Lors d'une réunion de dianistes, le 6 décembre 1886, il
fait état du projet d'un "album forézien". Cela
lui permettrait d'utiliser les nombreuses plaques qu'il a réalisées.
Certaines ont plus de vingt ans. Il craint qu'elles ne s'abîment
et qu'il ne puisse laisser à ses héritiers que du verre
blanc "tout juste bon à fabriquer des serres". Ces
photos présentent pourtant de l'intérêt car, précise-t-il,
les deux tiers des monuments représentés ont déjà
disparu.
Un vrai travail d'équipe
Félix Thiollier entreprend
alors son grand oeuvre. Ce sera "Le Forez
Pittoresque et Monumental" en deux volumes. L'archéologue
photographe a la bonne idée de s'entourer de nombreux collaborateurs.
Ainsi pour les textes : Éleuthère Brassart, le sénateur
Brossard, de Boissieu, G. Bulliot, Joseph Delaroa, V. Durand, E. Jeannez,
V. de Meaux, Noelas, T. Rochigneux, A. Steyert, P. Tardieu, Héron
de Villefosse, CP et P. Testenoire-Lafayette, A. Vachez... tous gens
très savants et sérieux.
La Diana est aussi très présente avec son président,
le vicomte de Meaux, le secrétaire, Vincent Durand et le conservateur,
Thomas Rochigneux... Les gravures sont l'uvre d'artistes confirmés
parmi lesquels Beauverie, Ravier, Gonnard, Grangier, Noirot, Meley,
Borel, Tardieu, Porcher, ... et surtout de Félix lui-même.
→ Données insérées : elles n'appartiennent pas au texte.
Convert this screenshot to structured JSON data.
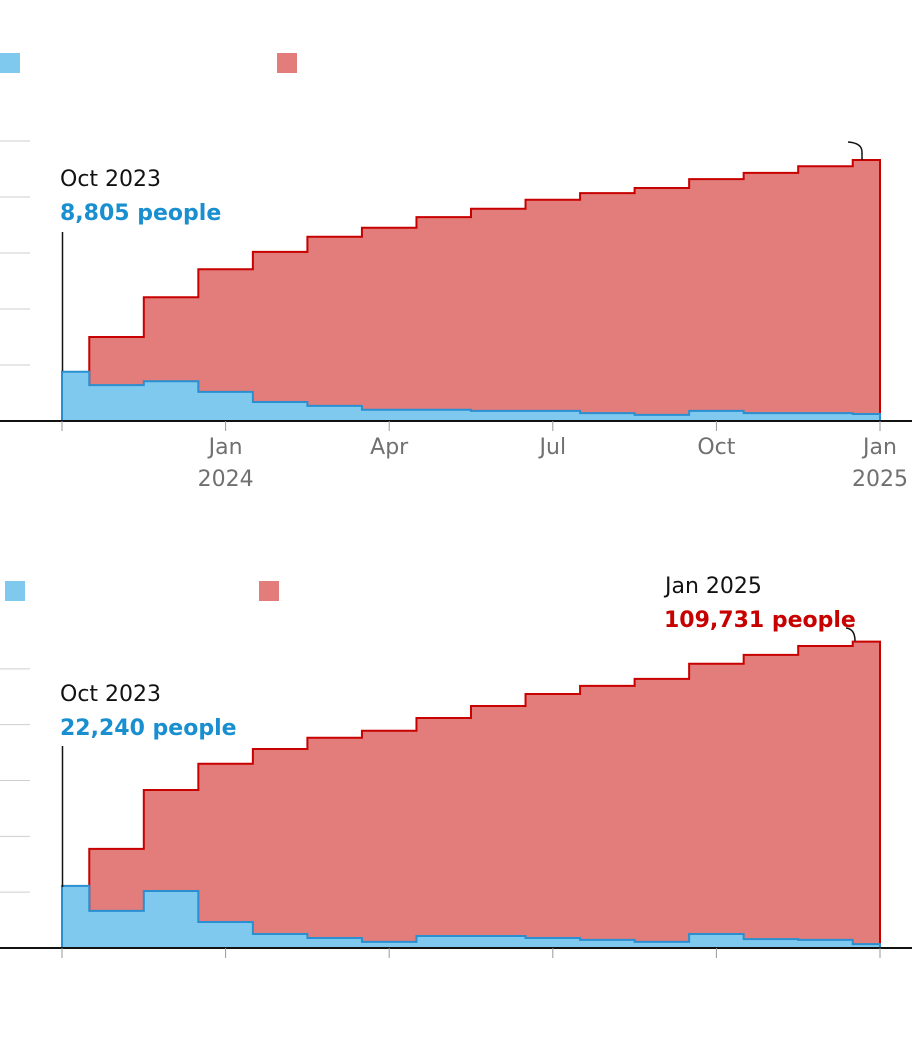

L'ouvrage est donc le fruit
d'un vrai travail d'équipe unissant tous les talents de la province.
Résultat remarquable : deux volumes in-plano - le plus grand
format possible - sur papier vergé. L'un de textes avec 980 gravures
ou eaux-fortes, l'autre formé de 127 planches. Avec bandeaux,
lettrines, culs-de-lampe... Tout ce que la typographie peut offrir d'élégante
qualité.
L'album forézien devient un
"monument impérissable"
Mais le mérite
d'avoir formé et mené à bien ce grand projet revient
surtout à Félix Thiollier. C'est avec justesse que dans
son bulletin de l'Amicale des Foréziens de Paris Joseph Delaroa
affirme que le "Forez Pittoresque et Monumental" "suffira
à honorer la vie de ce vaillant et intelligent compatriote, à
qui rien n'a coûté, ni le temps ni l'argent, pour élever
ce monument impérissable à la gloire de notre cher pays".
En effet, présenté
à la Diana à l'assemblée générale
du 12 mai 1887, le travail de Félix Thiollier soulève
l'enthousiasme. Cependant la digne société, toujours très
soucieuse de son budget, ne souscrit que cinq exemplaires de l'ouvrage
publié sous ses auspices.
Le
sauvetage de la Bâtie d'Urfé
Il n'empêche : "le
Forez pittoresque et monumental" paraît en 1889. Tiré
à peu d'exemplaires, il fait référence. C'est certainement
le joyau d'une bibliothèque d'histoire régionale.
Quant à Félix Thiollier,
il meurt en 1914, juste avant la Grande Guerre, laissant une uvre
considérable tant comme publiciste et auteur de 42 ouvrages,
que comme photographe dont on conserve encore des milliers de plaques.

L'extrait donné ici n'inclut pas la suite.